Thursday, April 30, 2009
So there comes a time between one night and 100 nights were sleep deprivation becomes severely detrimental to health and no one doubts it would be torture, except maybe the Marquis de Sade. It would difficult to draw the line betwee safe, non torture sleep deprivation nights, and too many sleepless nights constituting torture. I personally think it's about a dozen, but that's just me.
Just so with waterboarding. Dunking a restrained person in water or using a tube to introduce gallons of water up the subject's nose or down his or her throat so that actual drowning is a real possibility sounds a lot like torture. As this was used by the Inquisition and by others, including Japanese citizens during WWII, it almost certainly was torture, especially if it went on and on and on. In Viet Nam, I know that we and our allies would sometimes put a cloth over a restrained person's face and saturate it with water. This would simulate drowning and if done for short duration (less than a minute) and only for a limited number of times (like 6) per day, then the process would not lead to serious or severe problems in the psyche or body and the possibility of actual drowning would be so remote as to be inconsequential. It still wasn't pleasant and often got the subject talking, which is why we and our allies used it.

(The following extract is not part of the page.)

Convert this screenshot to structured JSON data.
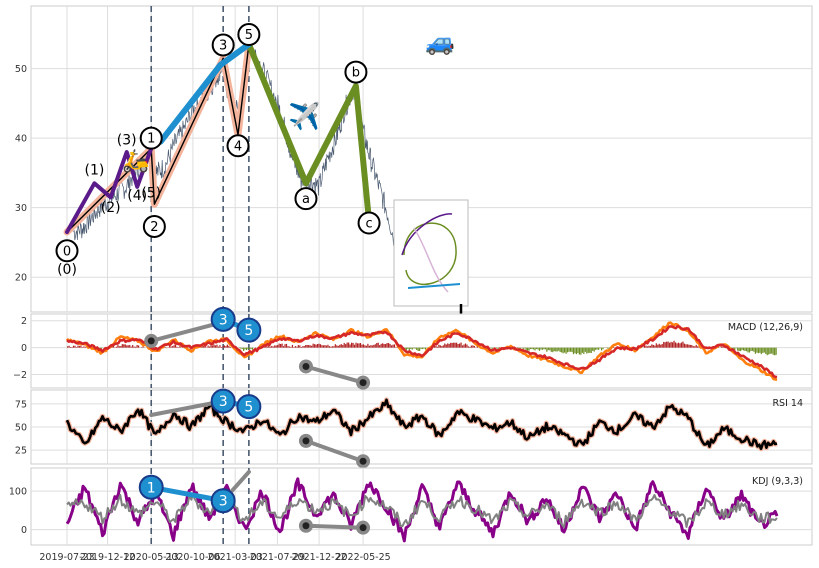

The recent method of waterboarding we routinely used during SERE training on our own guys, and which we have used against three guys in 2003, involve saran wrap over the face so that there is no possibility of water entering the nose, mouth or lungs and therefore no possibility of actual drowning. It is merely virtual drowning; your body thinks you're drowning even if you rationally know that's not possible. Again, then, the metrics which would change it from harsh, but not torture, into real torture is the duration of the virtual drowning and the number of times it is done in a day.
No harsh treatment we do merely to punish a person is acceptable and indeed harsh interrogation techniques are only allowable in the context of getting actionable intelligence from captured illegal combatants. There would come a time in waterboarding one of those guys when he would talk and nothing further needs to be done (the usual); or when it becomes clear that he can take it without talking and no additional 40 second virtual drowning 6 times a day will produce anything useful. Thus, there will always be an endpoint to it--either he talks or it becomes punishment of someone who will not talk; and we could probably find that endpoint in half a dozen sessions of 40 seconds.
I can hold my breath for 40 seconds and I have no inordinate fear of water or drowning. I believe I could be waterboarded, as the guys in SERE are and the three terrorists were, and be fine. I don't think I could be really tortured and be fine. Real torture, by definition, doesn't leave you fine.
Our President last night said that he thinks waterboarding is torture. If he means the real attempted drowning I agree, but that was not the context. If he means what we did to Khalid Sheikh Mohammed, I disagree and I'm right.